Public education in British Columbia has long been under attack by the ultra-Libertarian Fraser Institute and their friends in big business and right-wing politics. Among other things, the number-crunching Randites publish yearly "school report cards" based on their analysis of standardized provincial examinations. This report consistently claims that exclusive private schools - especially those that charge tens of thousands of dollars a year tuition in addition to receiving partial public funding, and therefore are able to have tiny student/teacher ratios compared with public schools - are doing a better job of teaching students and preparing them for university education and employment.
However, a recent study published in the International Journal of Science Education found a very different result. The researchers examined how well students from different secondary schools actually do in first year physics classes at the University of British Columbia. As reported in the Vancouver Sun:
The researchers, who included George Bluman of the University of B.C. department of mathematics and Thomas Tiedje of the University of Victoria’s electrical and computer engineering department, looked at 4,569 students from 110 B.C. high schools with at least 10 students enrolled in UBC physics courses over the five-year period 2002-06.
They examined the correlation between school rankings in first-year physics and calculus at UBC and compared them with the Fraser Institute ranking over the same period.
They found the independent schools that did the best in the Fraser Institute ranking were significantly below average in the UBC physics rankings, with an average mark of 74 per cent for public-school students versus 71.99 per cent for independent school students. Students from east Vancouver fared the best (75.32), followed by west Vancouver (74.95), suburban schools (73.59) and schools outside Metro Vancouver (71.18).

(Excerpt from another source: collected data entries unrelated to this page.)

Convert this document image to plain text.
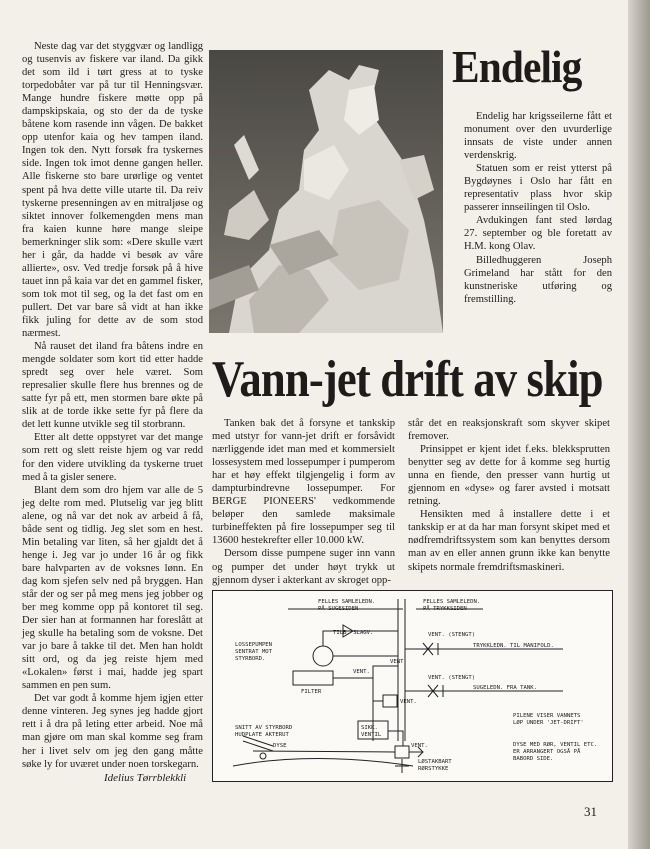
Neste dag var det styggvær og landligg og tusenvis av fiskere var iland. Da gikk det som ild i tørt gress at to tyske torpedobåter var på tur til Henningsvær. Mange hundre fiskere møtte opp på dampskipskaia, og sto der da de tyske båtene kom rasende inn vågen. De bakket opp utenfor kaia og hev tampen iland. Ingen tok den. Nytt forsøk fra tyskernes side. Ingen tok imot denne gangen heller. Alle fiskerne sto bare urørlige og ventet spent på hva dette ville utarte til. Da reiv tyskerne presenningen av en mitraljøse og siktet innover folkemengden mens man fra kaien kunne høre mange sleipe bemerkninger slik som: «Dere skulle vært her i går, da hadde vi besøk av våre allierte», osv. Ved tredje forsøk på å hive tauet inn på kaia var det en gammel fisker, som tok mot til seg, og la det fast om en pullert. Det var bare så vidt at han ikke fikk juling for dette av de som stod nærmest.

Nå rauset det iland fra båtens indre en mengde soldater som kort tid etter hadde spredt seg over hele været. Som represalier skulle flere hus brennes og de satte fyr på ett, men stormen bare økte på slik at de torde ikke sette fyr på flere da det lett kunne utvikle seg til storbrann.

Etter alt dette oppstyret var det mange som rett og slett reiste hjem og var redd for den videre utvikling da tyskerne truet med å ta gisler senere.

Blant dem som dro hjem var alle de 5 jeg delte rom med. Plutselig var jeg blitt alene, og nå var det nok av arbeid å få, både sent og tidlig. Jeg slet som en hest. Min betaling var liten, så her gjaldt det å henge i. Jeg var jo under 16 år og fikk bare halvparten av de voksnes lønn. En dag kom sjefen selv ned på bryggen. Han står der og ser på meg mens jeg jobber og ber meg komme opp på kontoret til seg. Der sier han at formannen har foreslått at jeg skulle ha betaling som de voksne. Det var jo bare å takke til det. Men han holdt sitt ord, og da jeg reiste hjem med «Lokalen» først i mai, hadde jeg spart sammen en pen sum.

Det var godt å komme hjem igjen etter denne vinteren. Jeg synes jeg hadde gjort rett i å dra på leting etter arbeid. Noe må man gjøre om man skal komme seg fram her i livet selv om jeg den gang måtte søke ly for uværet under noen torskegarn.

Idelius Tørrblekkli
Endelig

Endelig har krigsseilerne fått et monument over den uvurderlige innsats de viste under annen verdenskrig.

Statuen som er reist ytterst på Bygdøynes i Oslo har fått en representativ plass hvor skip passerer innseilingen til Oslo.

Avdukingen fant sted lørdag 27. september og ble foretatt av H.M. kong Olav.

Billedhuggeren Joseph Grimeland har stått for den kunstneriske utføring og fremstilling.

Vann-jet drift av skip

Tanken bak det å forsyne et tankskip med utstyr for vann-jet drift er forsåvidt nærliggende idet man med et kommersielt lossesystem med lossepumper i pumperom har et høy effekt tilgjengelig i form av dampturbindrevne lossepumper. For BERGE PIONEERS' vedkommende beløper den samlede maksimale turbineffekten på fire lossepumper seg til 13600 hestekrefter eller 10.000 kW.

Dersom disse pumpene suger inn vann og pumper det under høyt trykk ut gjennom dyser i akterkant av skroget opp-

står det en reaksjonskraft som skyver skipet fremover.

Prinsippet er kjent idet f.eks. blekksprutten benytter seg av dette for å komme seg hurtig unna en fiende, den presser vann hurtig ut gjennom en «dyse» og farer avsted i motsatt retning.

Hensikten med å installere dette i et tankskip er at da har man forsynt skipet med et nødfremdriftssystem som kan benyttes dersom man av en eller annen grunn ikke kan benytte skipets normale fremdriftsmaskineri.

FELLES SAMLELEDN.
PÅ SUGESIDEN
FELLES SAMLELEDN.
PÅ TRYKKSIDEN
TILB. SLAGV.	VENT. (STENGT)
TRYKKLEDN. TIL MANIFOLD.
LOSSEPUMPEN
SENTRAT MOT
STYRBORD.
VENT. (STENGT)
SUGELEDN. FRA TANK.
FILTER
VENT.
VENT.
VENT.
VENT.
SIKK.
VENTIL
DYSE
SNITT AV STYRBORD
HUDPLATE AKTERUT
LØSTAKBART
RØRSTYKKE
PILENE VISER VANNETS
LØP UNDER 'JET-DRIFT'
DYSE MED RØR, VENTIL ETC.
ER ARRANGERT OGSÅ PÅ
BABORD SIDE.
31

The east side of the city of Vancouver is often presented - especially by the Fraser Institute - as having "less desirable" public schools than the more wealthy west side, and more so of course the massively expensive, west-side private schools.
One interesting potential contributing factor to this discrepancy arose from the issue of "accuracy" in the student assessment at the various schools:
In addition, students who did the best in first-year university physics received the lowest marks in Physics 12, with students from east Vancouver faring the worst and students from outside Metro faring the best. This suggests that a tough-love approach in high school leads to better university results, the authors said.
“Our findings suggest that more accurate student assessment in ... mathematics [and] physics leads to better performance in related university courses.”
Thus a question: Not, "Are our children learning?" but, "Can our private schools (and standardized tests) measure correctly?" The answer, it appears, is a solid, "No."